Patriarchale Schönheitsbilder: Unsere Bäuche gehen Euch nichts an!
Bei Männern gilt etwas Bauch als normal. Frauen unterstellt man hingegen oft, sie hätten sich nicht im Griff oder seien schwanger. Nicht normal.
E inziehen!, sagt die Stimme in meinem Kopf, als ich an der Elbe meine Runde drehe. Seit zehn Jahren gehe ich joggen. Ohne Musik, ohne Tracking, einfach nur, um abzuschalten. Nach ein paar Metern achte ich bloß noch auf die Atmung. Aber nicht heute, da lenkt mich mein Bauch ab. Als ich nach unten schaue, sehe ich, wie aufgebläht er ist und sich unter meinem Top abzeichnet. Reflexhaft ziehe ich ihn ein.
Als ich wieder nach oben blicke, spaziert ein Mann an mir vorbei. Er trägt Vollbart und eine große, runde Kugel vor sich her. „Das ist kein dicker Bauch“, steht auf seinem Shirt, „Das ist ein Delikatessenlager!“
Ich kann die Absurdität dieses Moments kaum fassen. Während ich wegen etwas Luft im Bauch den Atem anhalte, führt dieser Mann stolz sein viszerales Bauchfett aus. Ich bin neidisch auf ihn und seine Gelassenheit. Und ich bin wütend auf die Welt, weil für mich immer noch andere Maßstäbe gelten.

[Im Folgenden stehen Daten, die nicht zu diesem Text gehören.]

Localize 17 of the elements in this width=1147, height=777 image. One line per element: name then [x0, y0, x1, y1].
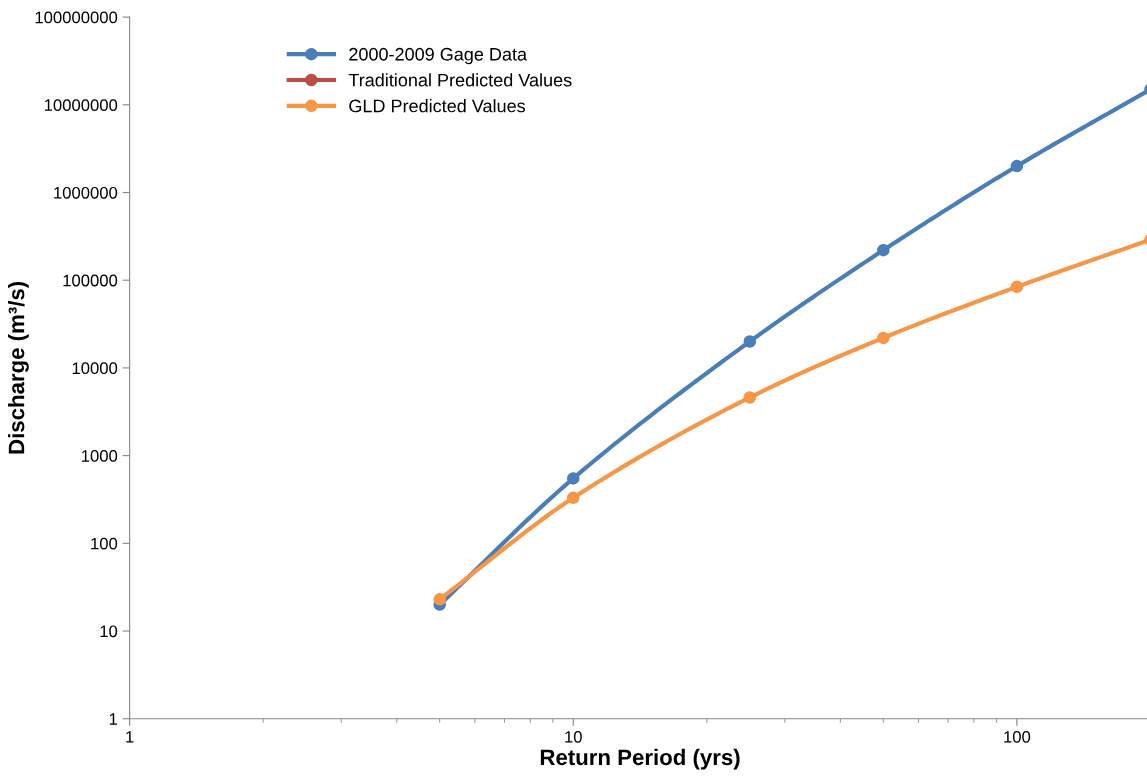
legend-label: Traditional Predicted Values — [348, 73, 572, 87]
y-tick-label: 100000 — [63, 274, 118, 287]
y-tick-label: 10000 — [72, 362, 118, 375]
x-axis-title: Return Period (yrs) — [540, 748, 740, 770]
y-tick-label: 10 — [100, 625, 118, 638]
y-tick-label: 1 — [109, 713, 117, 725]
y-tick-label: 1000 — [82, 450, 118, 462]
y-tick-label: 1000000 — [54, 186, 118, 199]
x-tick-label: 10 — [565, 730, 582, 743]
y-tick-label: 100000000 — [35, 11, 118, 24]
y-tick-label: 100 — [91, 537, 118, 550]
x-tick-label: 1 — [126, 731, 134, 743]
legend-label: 2000-2009 Gage Data — [349, 47, 528, 65]
x-tick-label: 100 — [1004, 730, 1031, 743]
y-tick-label: 10000000 — [44, 99, 118, 111]
y-axis-title: Discharge (m³/s) — [8, 281, 29, 454]
legend-label: GLD Predicted Values — [349, 99, 526, 113]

Man möge sich einmal vorstellen, eine Frau trage so ein Shirt. Absurd? Kein Wunder! Spätestens seit den 1980ern steht ein flacher Bauch für Schönheit, Gesundheit und vor allem dafür, dass man sich im Griff hat. Weicht Frau von diesem Ideal ab, droht die Verurteilung: Warum isst sie so viel? Schämt sie sich nicht? Oder aber: Ist sie schwanger?
Doch bin ich auch wütend auf mich selbst. Weil ich mich, trotz jahrelanger feministischer Lektüre, nicht von diesem Schönheitsideal befreien kann. Nicht so wie es viele Frauen auf Social Media vorgeben zu tun. Auf Instagram und Tiktok präsentieren sie unter Hashtags wie #normalizenormalbodies oder #realbodies ihre Körpermitte so, wie sie ist: mit Speckrollen am Strand oder Blähbauch im Fitnessstudio.
Fett, Hohlkreuz und Rundungen sind normal, protestieren Influencerinnen wie Rebecca Chelbea und Charlotte Weise, die auf Hunderttausende Follower*innen kommen. Ihre Posts suggerieren: Unser Atem und unsere Bauchmuskeln dürfen sich entspannen!
Aber dürfen sie das wirklich? Vor Kurzem saß ich in größerer Runde im Biergarten. Mit dabei war auch eine Bekannte, deren Bauch an dem Abend sichtlich gewölbt war und die sich einen Aperol Spritz gönnte. Ein paar Tage später erzählte mir ein Mann aus der Runde, dass der mit ihm befreundete Biergartenchef ihn nach unserem Besuch gewarnt habe: Bei euch saß eine Schwangere, die trinkt!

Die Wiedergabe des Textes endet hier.